Tuesday 19 July 2011

The Murdoch hearings, digested

So, James and Rupert Murdoch are giving evidence to Parliament.



It's not very enlightening. Murdoch Sr. seems to have been reading a lot of Beckett and Pinter: long pauses followed by monosyllabic replies. Sometimes he appears to be blaming his son. James seems to be suffering too: nobody calls him Mr. Murdoch, and his expressions betray hatred of not being the top dog in the room.

Their defence appears to be - rather implausibly - that they didn't know anything, nobody told them anything. They're completely surprised by the implication that there's anything untoward about press moguls have frequent, complete and secret access to Prime Ministers. Democracy, it seems, is an alien concept of which they've heard without being tempted to try.
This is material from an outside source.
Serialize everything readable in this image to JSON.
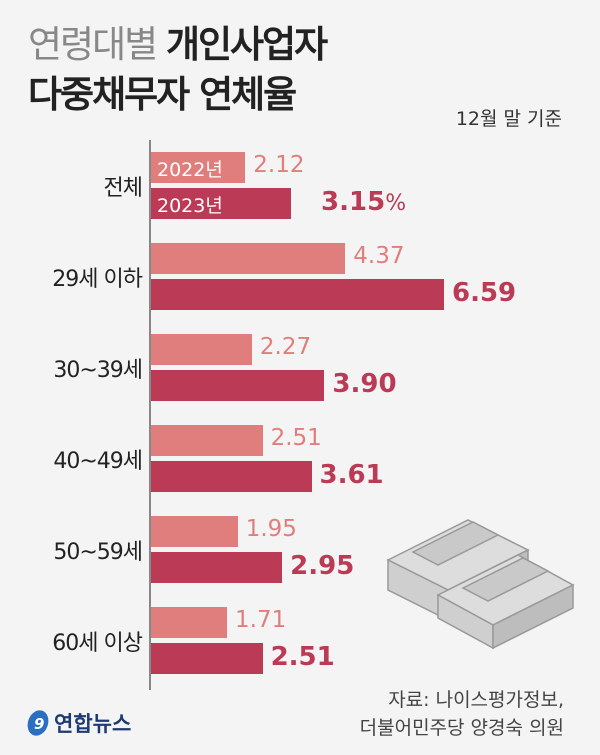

In some ways, it's an object lesson in PR tactics. The Murdochs have clearly been coached: stay polite, talk for a long time but don't give anything away, reel off dates and figures to avid the impression of waffling. At times it gets farcical, reminding me of another character: 'that would be an ecumenical matter'. (Sorry about the ad, couldn't find one without).
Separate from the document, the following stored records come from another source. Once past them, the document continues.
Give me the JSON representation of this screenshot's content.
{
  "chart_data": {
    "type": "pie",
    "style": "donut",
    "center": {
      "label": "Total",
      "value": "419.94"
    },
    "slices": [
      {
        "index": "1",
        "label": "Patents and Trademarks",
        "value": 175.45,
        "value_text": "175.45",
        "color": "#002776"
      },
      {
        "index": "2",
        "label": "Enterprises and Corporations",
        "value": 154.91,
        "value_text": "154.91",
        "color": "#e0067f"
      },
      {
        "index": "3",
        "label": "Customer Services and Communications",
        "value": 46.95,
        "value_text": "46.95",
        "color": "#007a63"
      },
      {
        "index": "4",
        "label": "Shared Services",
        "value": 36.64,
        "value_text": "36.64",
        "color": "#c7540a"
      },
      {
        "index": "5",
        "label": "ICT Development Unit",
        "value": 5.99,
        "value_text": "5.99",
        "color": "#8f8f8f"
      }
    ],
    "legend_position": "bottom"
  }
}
It's not entirely working though. Murdoch Sr comes across as senile. Perhaps this is his tactic, but I suspect it's an inability to deal with a situation which he can't control. I doubt he's ever been compelled to answer questions or follow someone else's line of thought.
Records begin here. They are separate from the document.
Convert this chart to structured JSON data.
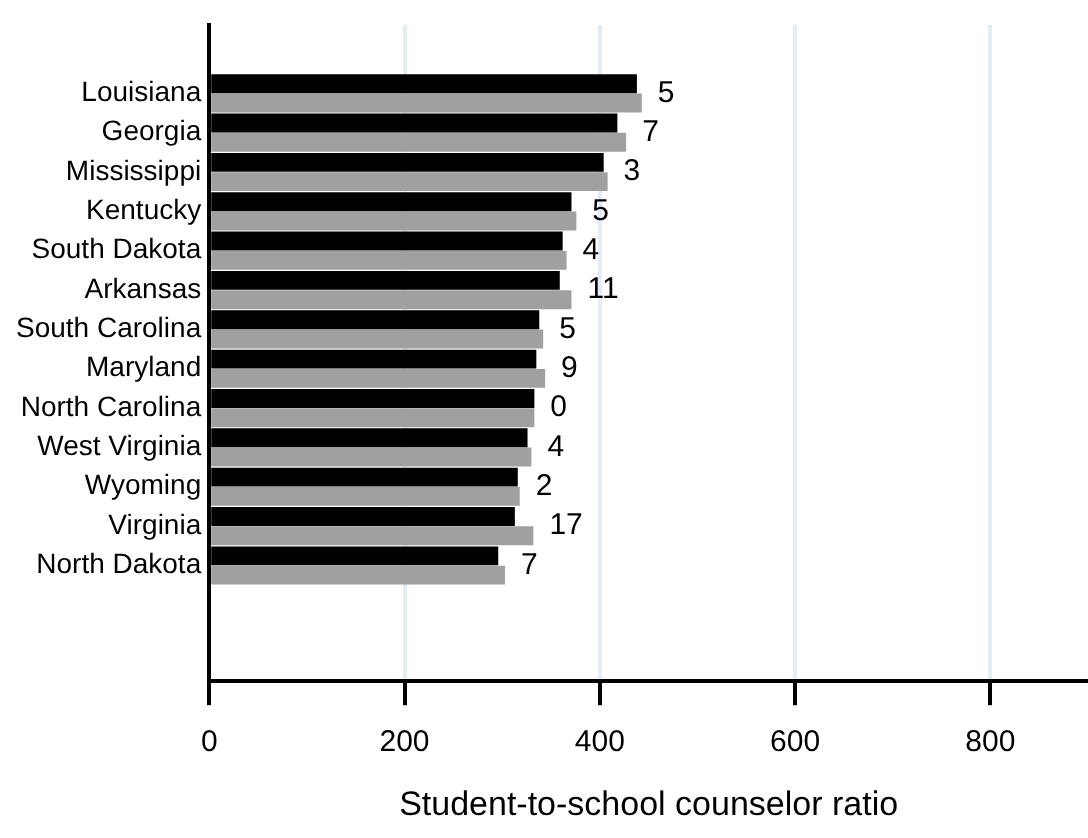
{
  "chart_data": {
    "type": "bar",
    "orientation": "horizontal",
    "xlabel": "Student-to-school counselor ratio",
    "categories": [
      "Louisiana",
      "Georgia",
      "Mississippi",
      "Kentucky",
      "South Dakota",
      "Arkansas",
      "South Carolina",
      "Maryland",
      "North Carolina",
      "West Virginia",
      "Wyoming",
      "Virginia",
      "North Dakota"
    ],
    "series": [
      {
        "color": "#000000",
        "values": [
          438,
          418,
          404,
          371,
          362,
          359,
          338,
          335,
          333,
          326,
          316,
          313,
          296
        ]
      },
      {
        "color": "#a0a0a0",
        "values": [
          443,
          427,
          408,
          376,
          366,
          371,
          342,
          344,
          333,
          330,
          318,
          332,
          303
        ]
      }
    ],
    "xlim": [
      0,
      900
    ],
    "xticks": [
      0,
      200,
      400,
      600,
      800
    ],
    "grid": "x",
    "legend": false,
    "annotations": [
      {
        "text": "5",
        "x": 443,
        "y": "Louisiana"
      },
      {
        "text": "7",
        "x": 427,
        "y": "Georgia"
      },
      {
        "text": "3",
        "x": 408,
        "y": "Mississippi"
      },
      {
        "text": "5",
        "x": 376,
        "y": "Kentucky"
      },
      {
        "text": "4",
        "x": 366,
        "y": "South Dakota"
      },
      {
        "text": "11",
        "x": 371,
        "y": "Arkansas"
      },
      {
        "text": "5",
        "x": 342,
        "y": "South Carolina"
      },
      {
        "text": "9",
        "x": 344,
        "y": "Maryland"
      },
      {
        "text": "0",
        "x": 333,
        "y": "North Carolina"
      },
      {
        "text": "4",
        "x": 330,
        "y": "West Virginia"
      },
      {
        "text": "2",
        "x": 318,
        "y": "Wyoming"
      },
      {
        "text": "17",
        "x": 332,
        "y": "Virginia"
      },
      {
        "text": "7",
        "x": 303,
        "y": "North Dakota"
      }
    ]
  }
}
OK, it finished with Murdoch getting a custard pie in the face, the egregious Louise Mensch scraping together enough brain cells for a good question or two, and Murdoch dropping the senility act in favour of reading out a prepared statement that sounds ('my son and I') like he's apologising to the neighbours for James breaking a window with a football. And almost as sincere.

What we didn't learn was much about the command structures, who's paying for what, and what responsibility the Murdochs will take. Murdoch seems to feel that he's the victim ('I was betrayed by people trusted by people I trusted'). Humbug!

2 comments:

Graham Quirk said...

It's interesting that News Corp's share price has risen during the hearing. Tom Watson did a great job of pinning them down, but the Scottish M.P afterwards (i don't know his name) completely destroyed the momentum by asking a rather obtuse question about the back door of No.10 (i get the literal and figurative implications)which didn't work. The tactic generally seems to be to plead ignorance and heap the blame on Brooks - who i'm sure will gladly take the hit as she counts her multi-million pound pay off.

The Red Witch said...

The highlight of the whole thing was the guy who tried to smash a pie in Murdoch's face. When Murdoch says he was not responsible, did he never read his own paper and see what was going on?